According to the South China Morning Post, some elders collect cardboards to have some money to sustain their daily needs. Even though some of them don't complain about their works, they all have a hard time to find a more decent job.

Vegetable and meat sellers in Che Fong Street usually throw their used cardboard, boxes, foam waste, and other trash on the pavement, which the cardboard grannies pick. They then bring it to a nearby recycling plant and turn it into money.

So the country's lawmaker Eddie Chu Hoi-dick believes they are a significant part of the city's "waste collection efforts." However, it seems like people don't honor their work. "It's like they are living in the cracks of society," he said.

Cardboard grannies have about 193 tons of cardboard and waste paper to collect each day in Hong Kong. But with the elders' ailing physical abilities, the quantity of the garbage they have to pick is too much for them to take. So the rubbish piles up on the street.

Cardboard grannies also encounter some serious problems. An elderly woman got fined by HK$1,500 (US$191) for littering after she left a bag of rubbish in July. A garbage collector also got penalized for HK$1 per piece of waste for selling cardboard without a license.

But as these cases caused outrage and sympathy from the public, the government was urged to drop the charges.
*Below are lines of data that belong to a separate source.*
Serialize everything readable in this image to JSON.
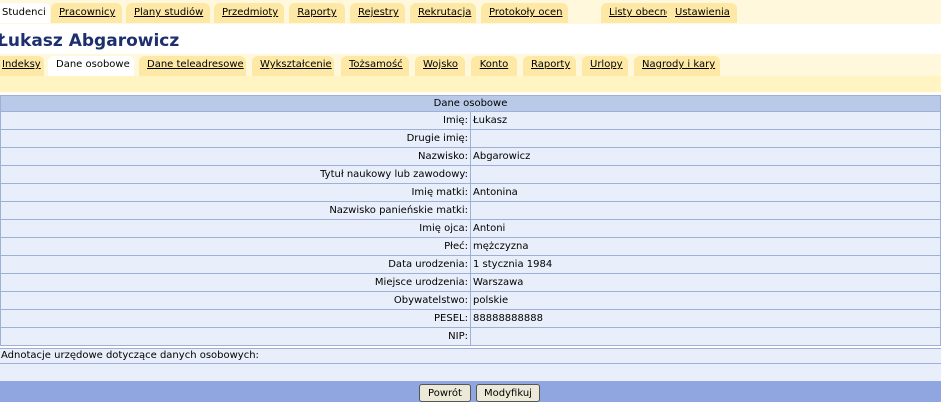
{
  "top_tabs": [
    {
      "label": "Studenci",
      "active": true
    },
    {
      "label": "Pracownicy"
    },
    {
      "label": "Plany studiów"
    },
    {
      "label": "Przedmioty"
    },
    {
      "label": "Raporty"
    },
    {
      "label": "Rejestry"
    },
    {
      "label": "Rekrutacja"
    },
    {
      "label": "Protokoły ocen"
    },
    {
      "label": "Listy obecności"
    },
    {
      "label": "Ustawienia"
    }
  ],
  "person_name": "Łukasz Abgarowicz",
  "sub_tabs": [
    {
      "label": "Indeksy"
    },
    {
      "label": "Dane osobowe",
      "active": true
    },
    {
      "label": "Dane teleadresowe"
    },
    {
      "label": "Wykształcenie"
    },
    {
      "label": "Tożsamość"
    },
    {
      "label": "Wojsko"
    },
    {
      "label": "Konto"
    },
    {
      "label": "Raporty"
    },
    {
      "label": "Urlopy"
    },
    {
      "label": "Nagrody i kary"
    }
  ],
  "section_title": "Dane osobowe",
  "fields": [
    {
      "label": "Imię:",
      "value": "Łukasz"
    },
    {
      "label": "Drugie imię:",
      "value": ""
    },
    {
      "label": "Nazwisko:",
      "value": "Abgarowicz"
    },
    {
      "label": "Tytuł naukowy lub zawodowy:",
      "value": ""
    },
    {
      "label": "Imię matki:",
      "value": "Antonina"
    },
    {
      "label": "Nazwisko panieńskie matki:",
      "value": ""
    },
    {
      "label": "Imię ojca:",
      "value": "Antoni"
    },
    {
      "label": "Płeć:",
      "value": "mężczyzna"
    },
    {
      "label": "Data urodzenia:",
      "value": "1 stycznia 1984"
    },
    {
      "label": "Miejsce urodzenia:",
      "value": "Warszawa"
    },
    {
      "label": "Obywatelstwo:",
      "value": "polskie"
    },
    {
      "label": "PESEL:",
      "value": "88888888888"
    },
    {
      "label": "NIP:",
      "value": ""
    }
  ],
  "notes_label": "Adnotacje urzędowe dotyczące danych osobowych:",
  "buttons": {
    "back": "Powrót",
    "modify": "Modyfikuj"
  },
  "colors": {
    "title": "#1d2f6e",
    "tab": "#fde8a5",
    "table_header": "#b9cae8",
    "table_row": "#e8eefa",
    "footer": "#8fa6e0"
  }
}
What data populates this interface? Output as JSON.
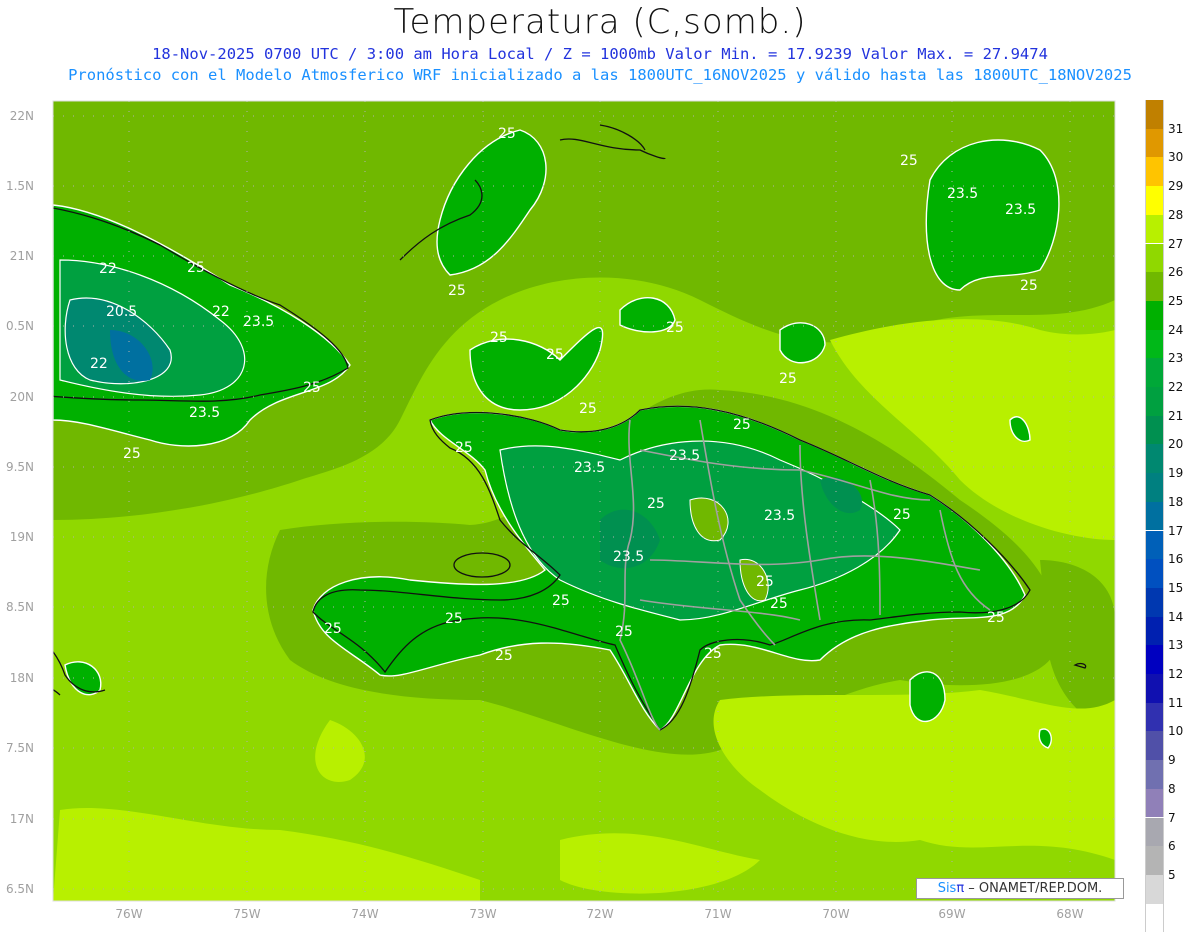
{
  "header": {
    "title": "Temperatura (C,somb.)",
    "subtitle_line1": "18-Nov-2025  0700 UTC / 3:00 am Hora Local / Z = 1000mb   Valor Min. = 17.9239  Valor Max. = 27.9474",
    "subtitle_line2": "Pronóstico con el Modelo Atmosferico WRF inicializado a las 1800UTC_16NOV2025 y válido hasta las  1800UTC_18NOV2025"
  },
  "map": {
    "lat_labels": [
      "22N",
      "1.5N",
      "21N",
      "0.5N",
      "20N",
      "9.5N",
      "19N",
      "8.5N",
      "18N",
      "7.5N",
      "17N",
      "6.5N"
    ],
    "lon_labels": [
      "76W",
      "75W",
      "74W",
      "73W",
      "72W",
      "71W",
      "70W",
      "69W",
      "68W"
    ],
    "contour_labels": [
      "25",
      "25",
      "23.5",
      "23.5",
      "25",
      "25",
      "22",
      "25",
      "20.5",
      "22",
      "23.5",
      "25",
      "25",
      "25",
      "22",
      "25",
      "25",
      "25",
      "23.5",
      "25",
      "25",
      "25",
      "23.5",
      "23.5",
      "25",
      "23.5",
      "25",
      "23.5",
      "25",
      "25",
      "25",
      "25",
      "25",
      "25",
      "25",
      "25",
      "25"
    ],
    "colors": {
      "ocean_base": "#90d800",
      "ocean_dark": "#70b800",
      "ocean_light": "#b8f000",
      "land": "#00b000",
      "land_inner": "#00a838",
      "cool": "#009060",
      "coast": "#111111",
      "borders": "#a0a0a0",
      "contour": "#ffffff"
    }
  },
  "colorbar": {
    "labels": [
      "31",
      "30",
      "29",
      "28",
      "27",
      "26",
      "25",
      "24",
      "23",
      "22",
      "21",
      "20",
      "19",
      "18",
      "17",
      "16",
      "15",
      "14",
      "13",
      "12",
      "11",
      "10",
      "9",
      "8",
      "7",
      "6",
      "5"
    ],
    "colors": [
      "#c08000",
      "#e09800",
      "#ffc400",
      "#ffff00",
      "#b8f000",
      "#90d800",
      "#70b800",
      "#00b000",
      "#00b818",
      "#00a838",
      "#00a040",
      "#009050",
      "#008870",
      "#008080",
      "#0070a0",
      "#0060b8",
      "#0050c0",
      "#0038b0",
      "#0020b0",
      "#0000c0",
      "#1010b0",
      "#3030b0",
      "#5050a8",
      "#7070b0",
      "#9080b8",
      "#a8a8b0",
      "#b4b4b4",
      "#d8d8d8"
    ],
    "last_color": "#ffffff"
  },
  "credit": {
    "brand_sis": "Sis",
    "brand_pi": "π",
    "text": " – ONAMET/REP.DOM."
  }
}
Hong Kong School of Poverty Caring ministry officer Tang Wing-him explained although Hongkongers have a law to follow, the issue just showed how people disrespect the works the cardboard grannies do.

"The government regards what the cardboard collectors do as picking up rubbish, which they deem unlawful. Consequently, there is little to no protection in terms of health and safety for them," he said, via The Guardian.

The administration doesn't see these grannies as official members of the country's recycling industry. Wing revealed he is working hard to make their works and efforts be recognized, so they could receive proper compensation, protection, and dignity.

Chu, on the other hand, wanted the government to give the cardboard grannies the right place to store and organized their collected wastes. He believed their efforts should be included in the government waste collection and recycling works by government's Food and Environmental Hygiene Department (FEHD) and Environmental Protection Department.